My baby starts kindergarten in the fall. All moms who have met this milestone know that it signifies something huge in the world of parenting. My girl has been in daycare since she was five months old, so it's not just about separation. It's about accepting that this beautiful, sweet, innocent, perfect - not perfect in the dictionary sense of the word, but perfect to me - little girl must be surrendered to "the outside." She will no longer be in the company of children and adults that we ultimately have the power to veto if we so choose. There will be teachers that we might not like - or might not like us. Tasks that may be difficult. Experiences that might be scary.

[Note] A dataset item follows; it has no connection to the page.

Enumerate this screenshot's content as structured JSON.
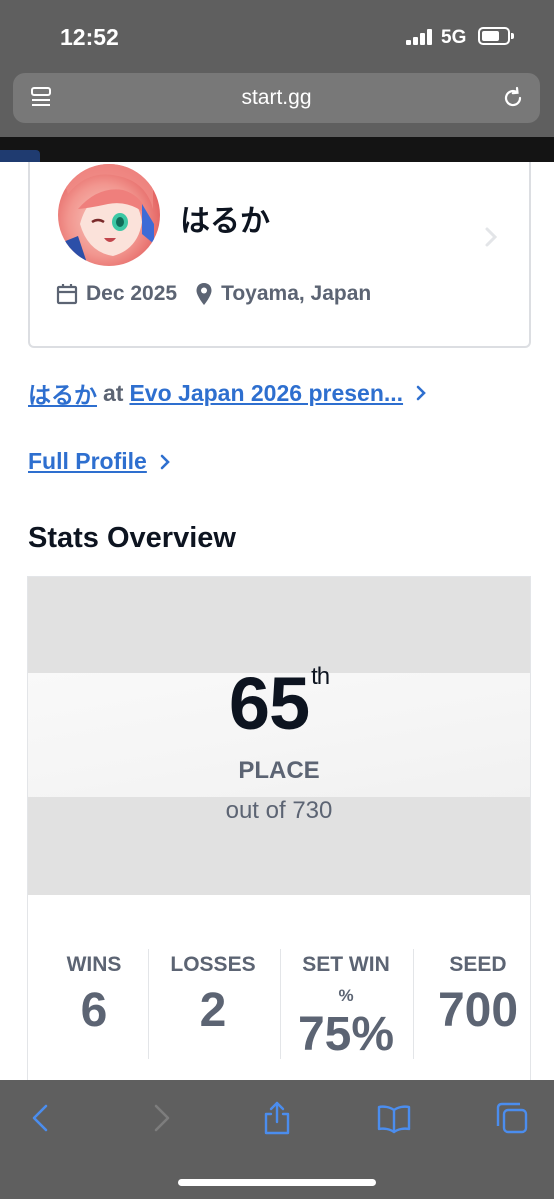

Kids that may - or more likely will - bully.
The day she was born - instantly in love |
My fears about elementary school are deeply rooted in my own experiences. I was a fat kid. A smart fat kid. A smart fat kid who was nice to everyone and had strange fashion sense. I was teased relentlessly because of my weight and messy hair. Kids asked me in secret to help them with their homework, but laughed at me in front of others. I let their words get to me and each year my opinion of myself slipped a little lower.
Me: The awkward years made more awkward next to my sister in her "cute as a button" phase |
It is this history that fills me with trepidation when I think of my daughter starting kindergarten. Each day the words I have have tried to pass on to her - you are smart, you are kind, you are beautiful in every way - risk being lost as the new people in her life pass on their own words. Instead of a gentle whisper in her ear at bedtime, I want my words to become a roar that echoes in her ears. My mom did her best to do this for me and it kept me afloat.
My princess on her 5th birthday pretending to be Olaf |
That is why summer means so much to me this year. I don't want to waste a single opportunity to build her up so that she's harder to knock down. I want my daughter's days to be filled with so much love, happiness, and validation that she radiates confidence when she walks through that classroom door in September.